The anti-malarial drugs chloroquine and hydroxychloroquine also have made headlines as potential treatments for COVID-19. The drugs are currently used off-label in certain cases to treat the disease. But with only a few anecdotal studies showing benefits, they have not received approval from the FDA for COVID-19. Reports have warned of dangerous side effects that need to be studied before widespread use. Recently, a small study of chloroquine in Brazil was halted for safety reasons due to high doses causing irregular heart rhythms. “Chloroquine is being used a little bit too widely without proper study,” Subramanian said, adding that there’s also a growing concern that stockpiling and hoarding of the drugs are limiting supplies for people with lupus and rheumatoid arthritis who are prescribed the medication. “We prefer to be data-driven as much as possible.”

The next step for FDA approval of these anti-malarial drugs to treat — or prevent — COVID-19 depends on data-driven evidence from similar large-scale clinical trials, some of which are currently in the planning process. Whether chloroquine is Stanford’s next best guess for potential treatment, though, is still up for debate.

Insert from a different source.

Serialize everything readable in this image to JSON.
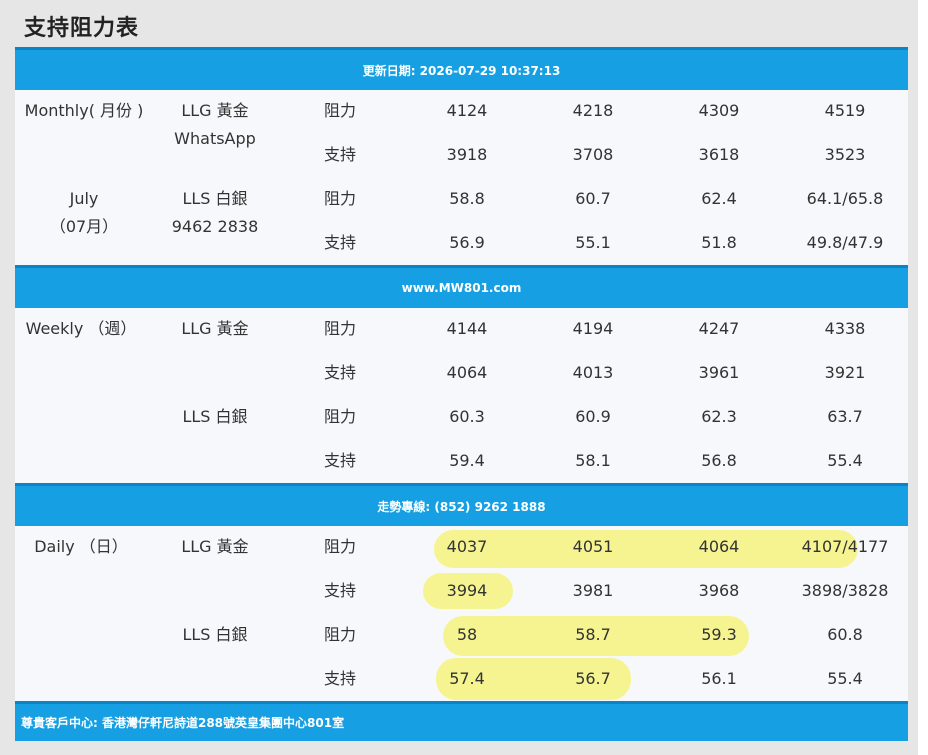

“Ours is an adaptive trial, which means that if remdesivir doesn’t work, we can quickly move on to testing the next, most promising drug without any gap in time,” said Neera Ahuja, MD, principal investigator of the NIH-sponsored remdesivir trial at Stanford and chief of the division of hospital medicine. She is working with Kari Nadeau, MD, PhD, professor of medicine and of pediatrics, and others on  the trial, which includes participants recruited at Stanford Health Care – ValleyCare.

“We’re hopeful about remdesivir, but we are already planning for what the next drug might be,” Ahuja said. “We want patients to get any possible treatments that might benefit them as soon as possible.”